Когда Ибрагим вошел, он снова лежал на койке. «Люди, сколько их на земле… Прекрасен мир… Что с того?.. Одним будет меньше…»
— Что с тобой, отец? Ты болен?
— Нет. Я умираю, сынок.
Ибрагим опешил.
— Но что случилось? Что с тобой? Еще вчера ты ходил. Еще сегодня утром…
Назым сел.
— Послушай, Ибрагим, это слишком серьезно. Перестань плакать. Садись и слушай. Сотни людей стараются меня освободить, а я сижу здесь, как ягненок. Хватит! Свобода или смерть! Я напишу письмо… Министру юстиции… После того, как всем стало ясно, что я сижу безвинно и осужден незаконно, прошло пять месяцев. Больше я не желаю гнить заживо в этой могиле. Если меня не освободят через пять дней, я покончу с собой…
Он обернулся, вынул из-под подушки коробочку:
— Вот снотворные пилюли…
Ибрагим не знал, что сказать. В раздумье, в отчаянии, в печали, в надежде ходил по камере. Назым сел за машинку. Он был в ярости, словно сидел за пулеметом.
— Готово. И письмо. И заявление. Письмо я отправлю сам. А заявление — ты, по адресу, который я тебе скажу. Но только, когда умру. Не отправляй, пока не убедишься хорошенько. Лекарство может не подействовать или меня станет тошнить. Если я останусь в живых, а ты это отправишь, я буду опозорен, понял?
— Как скажешь, отец.
— Заявление нужно потому, что они письмо это скроют. И к лучшему. Из письма можно понять, что я умираю только за себя.

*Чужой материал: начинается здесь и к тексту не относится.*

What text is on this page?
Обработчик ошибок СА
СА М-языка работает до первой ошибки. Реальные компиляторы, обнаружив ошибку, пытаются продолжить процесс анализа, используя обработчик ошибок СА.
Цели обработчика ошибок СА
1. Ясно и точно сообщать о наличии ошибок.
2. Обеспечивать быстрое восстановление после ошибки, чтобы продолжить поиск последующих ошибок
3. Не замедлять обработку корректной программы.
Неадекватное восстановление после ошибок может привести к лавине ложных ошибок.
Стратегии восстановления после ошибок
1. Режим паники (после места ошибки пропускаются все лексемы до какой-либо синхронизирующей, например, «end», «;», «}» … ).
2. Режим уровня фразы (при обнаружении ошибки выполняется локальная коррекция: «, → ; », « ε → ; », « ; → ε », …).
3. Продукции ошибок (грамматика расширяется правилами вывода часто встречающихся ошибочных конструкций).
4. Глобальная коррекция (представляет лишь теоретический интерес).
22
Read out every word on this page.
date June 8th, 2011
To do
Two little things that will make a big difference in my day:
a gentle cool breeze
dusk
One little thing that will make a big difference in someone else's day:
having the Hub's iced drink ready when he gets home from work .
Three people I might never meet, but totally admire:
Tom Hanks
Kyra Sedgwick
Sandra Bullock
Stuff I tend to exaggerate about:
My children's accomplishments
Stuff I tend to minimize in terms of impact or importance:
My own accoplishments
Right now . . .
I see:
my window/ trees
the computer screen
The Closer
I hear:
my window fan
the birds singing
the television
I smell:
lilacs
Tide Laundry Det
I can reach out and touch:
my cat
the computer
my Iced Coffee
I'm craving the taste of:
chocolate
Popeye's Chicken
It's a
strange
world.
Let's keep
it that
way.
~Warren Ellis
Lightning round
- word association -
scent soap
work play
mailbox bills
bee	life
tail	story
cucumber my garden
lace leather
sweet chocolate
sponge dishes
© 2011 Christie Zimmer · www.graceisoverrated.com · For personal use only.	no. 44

А в заявлении сказано все: я приму смерть через пять дней в знак протеста против издевательств над всеми нами, над страной, над ее людьми… И если умру, то не напрасно… Они ответят за то, что сделали двенадцать лет назад… Может, моя смерть на что-то сгодится…
Назым понизил голос:
— Давай теперь подумаем, как это заявление спрятать…
Сколько ни думали, ничего путного придумать не могли. Попробовали сложить полотно в два слоя, а между ними вклеить заявление. Потом Балабан нарисовал бы на полотне картину… Но в том месте, где была бумага, торчал бугор — непременно найдут. И тогда ему пришла мысль: есть на свете место, где никто не может найти спрятанное. Ибрагим, его ученик Ибрагим Балабан должен выучить заявление наизусть… Но подпись? Ибрагим — художник. Он повторит его подпись — комар носу не подточит. Решено!

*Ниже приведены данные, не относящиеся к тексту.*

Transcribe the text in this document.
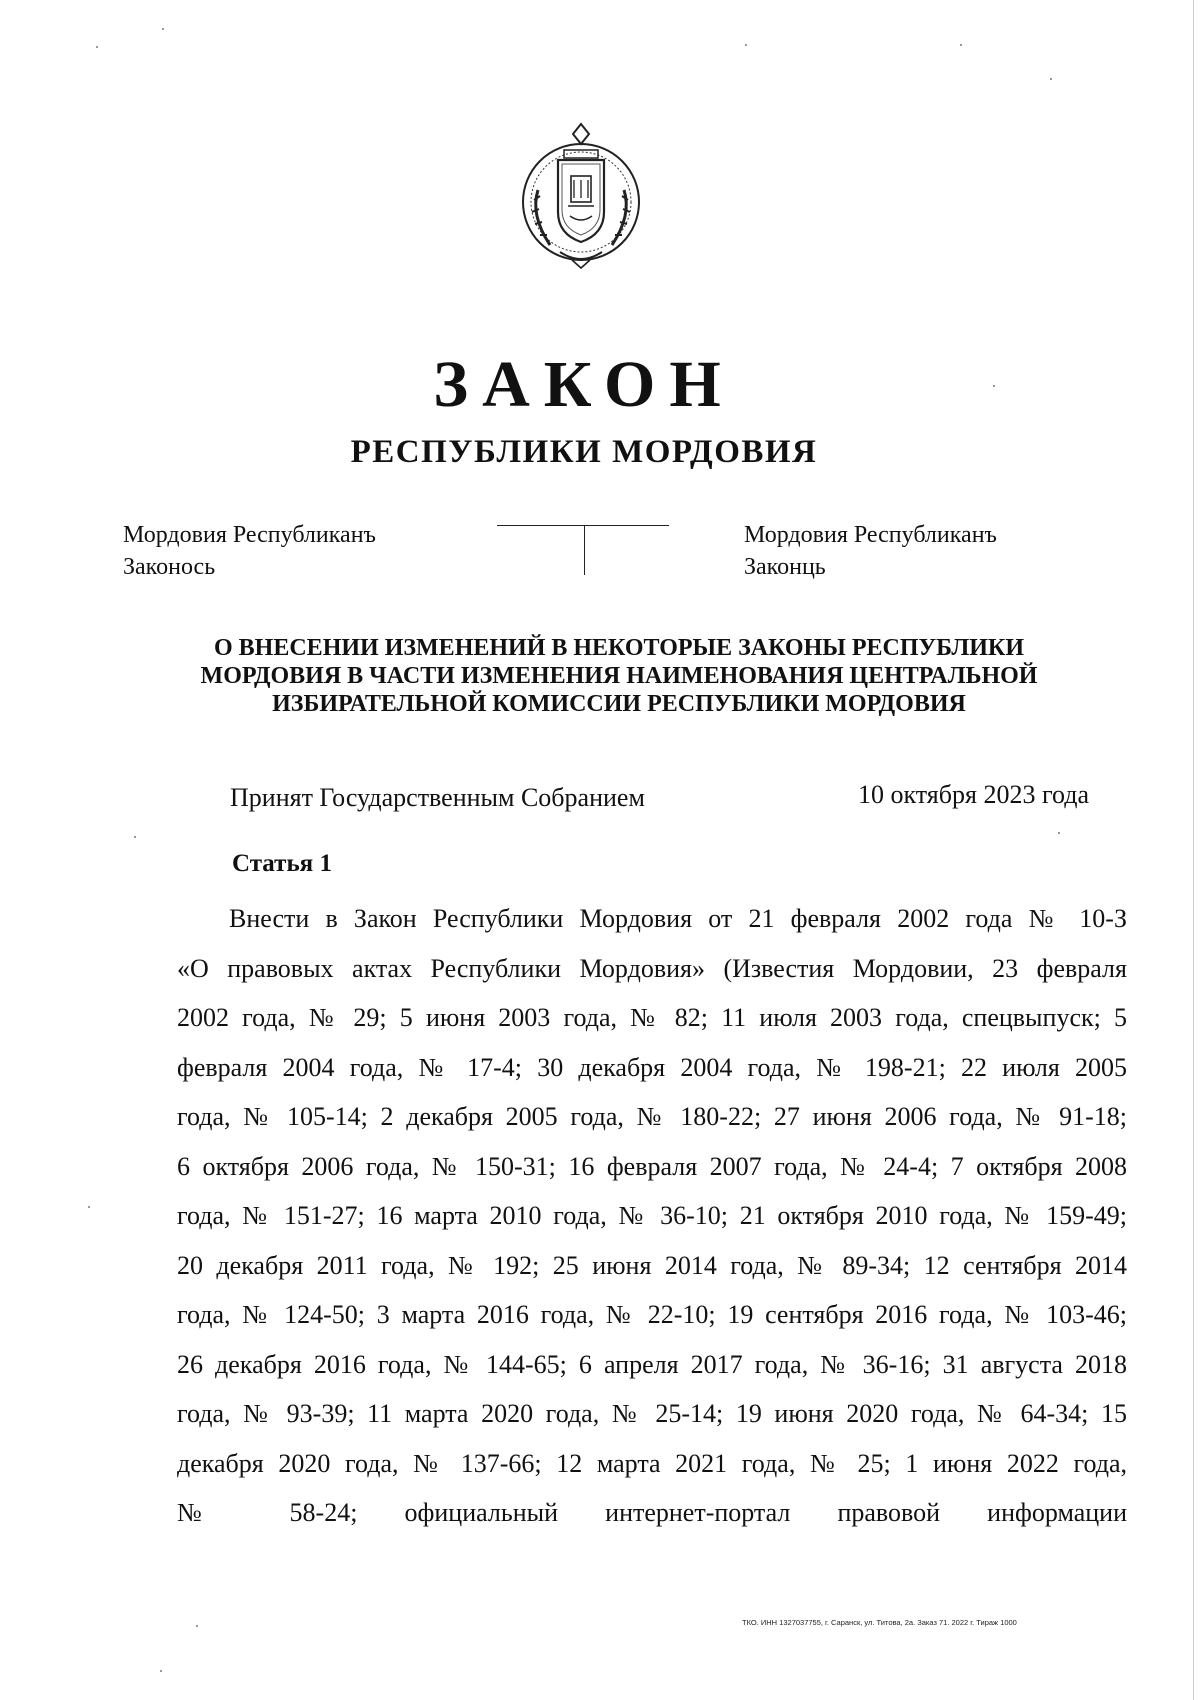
ЗАКОН
РЕСПУБЛИКИ МОРДОВИЯ
Мордовия Республиканъ
Законось
Мордовия Республиканъ
Законць
О ВНЕСЕНИИ ИЗМЕНЕНИЙ В НЕКОТОРЫЕ ЗАКОНЫ РЕСПУБЛИКИ
МОРДОВИЯ В ЧАСТИ ИЗМЕНЕНИЯ НАИМЕНОВАНИЯ ЦЕНТРАЛЬНОЙ
ИЗБИРАТЕЛЬНОЙ КОМИССИИ РЕСПУБЛИКИ МОРДОВИЯ
Принят Государственным Собранием	10 октября 2023 года
Статья 1
Внести в Закон Республики Мордовия от 21 февраля 2002 года № 10-З
«О правовых актах Республики Мордовия» (Известия Мордовии, 23 февраля
2002 года, № 29; 5 июня 2003 года, № 82; 11 июля 2003 года, спецвыпуск; 5
февраля 2004 года, № 17-4; 30 декабря 2004 года, № 198-21; 22 июля 2005
года, № 105-14; 2 декабря 2005 года, № 180-22; 27 июня 2006 года, № 91-18;
6 октября 2006 года, № 150-31; 16 февраля 2007 года, № 24-4; 7 октября 2008
года, № 151-27; 16 марта 2010 года, № 36-10; 21 октября 2010 года, № 159-49;
20 декабря 2011 года, № 192; 25 июня 2014 года, № 89-34; 12 сентября 2014
года, № 124-50; 3 марта 2016 года, № 22-10; 19 сентября 2016 года, № 103-46;
26 декабря 2016 года, № 144-65; 6 апреля 2017 года, № 36-16; 31 августа 2018
года, № 93-39; 11 марта 2020 года, № 25-14; 19 июня 2020 года, № 64-34; 15
декабря 2020 года, № 137-66; 12 марта 2021 года, № 25; 1 июня 2022 года,
№ 58-24; официальный интернет-портал правовой информации
ТКО. ИНН 1327037755, г. Саранск, ул. Титова, 2а. Заказ 71. 2022 г. Тираж 1000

Они уселись друг против друга. И фраза за фразой, словно клятву или молитву, повторили последние слова Назыма Хикмета, которые он хотел сказать людям.

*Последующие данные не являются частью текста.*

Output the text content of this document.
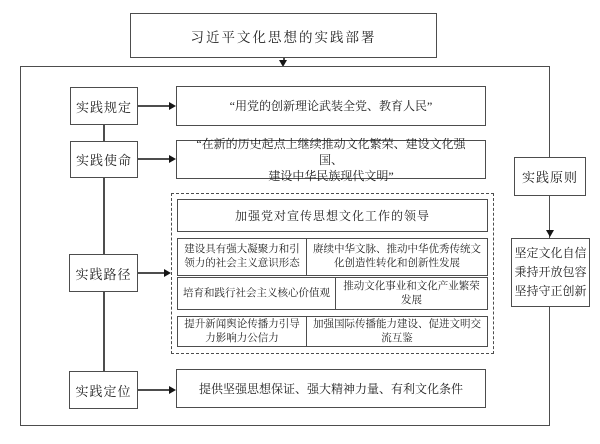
习近平文化思想的实践部署
实践规定	“用党的创新理论武装全党、教育人民”
实践使命
“在新的历史起点上继续推动文化繁荣、建设文化强国、
建设中华民族现代文明”
实践路径
加强党对宣传思想文化工作的领导
建设具有强大凝聚力和引领力的社会主义意识形态
赓续中华文脉、推动中华优秀传统文化创造性转化和创新性发展
培育和践行社会主义核心价值观
推动文化事业和文化产业繁荣发展
提升新闻舆论传播力引导力影响力公信力
加强国际传播能力建设、促进文明交流互鉴
实践定位	提供坚强思想保证、强大精神力量、有利文化条件
实践原则
坚定文化自信
秉持开放包容
坚持守正创新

Вспоминает Ибрагим БалабанЭти слова навсегда засели в моей памяти… «Я поднял это оружие в защиту людей труда, в защиту подвергающейся преследованию интеллигенции, в защиту правды, справедливости и красоты. Не осуждайте меня, люди, за то, что я прибегнул к оружию безоружных. Мне не остается ничего другого, как сделать своим оружием смерть, а себя самого — патроном. Я знаю, в бою это самое простое. Но это последнее средство протеста и сопротивления…»
Я повторял их про себя несколько часов подряд. И когда убедился, что знаю наизусть слово в слово, взял написанную отцом бумагу и приложил ее ко лбу: «Спрятано. Никто, кроме меня, не найдет!..»
Назым закурил трубку. Зашагал из угла в угол. Все было правильно. Он готов. Только бы Ибрагим ничего не перепутал…
— То, что ты выучил наизусть, Ибрагим, ты уже не забудешь, правда?
— Разве забудешь суры корана?!
Назым усмехнулся. Странный народ эти крестьяне.
— Ты много молился, Ибрагим?
— Как все дети в деревне. С восьми лет стал творить намаз и блюсти пост…
Он вдруг подумал, что никогда, в сущности, не постился. Голодать голодал, но это другое — добровольно отказаться от пищи. Дед не заставлял их поститься, а потом он перестал верить. Говорят, в посте есть удовлетворение. Человек очищается, что ли… Вот, мол, я тоже знаю, что такое голод. Сытый голодного не разумеет. Я теперь хоть и живу сытно, но разумею своих младших братьев… Так сказать, социализм навыворот — опуститься до голодного, вместо того чтобы накормить его. Но ведь пост есть у всех народов. Может быть, без самоограничения нет морального здоровья. У наших крестьян пост вроде праздника голода.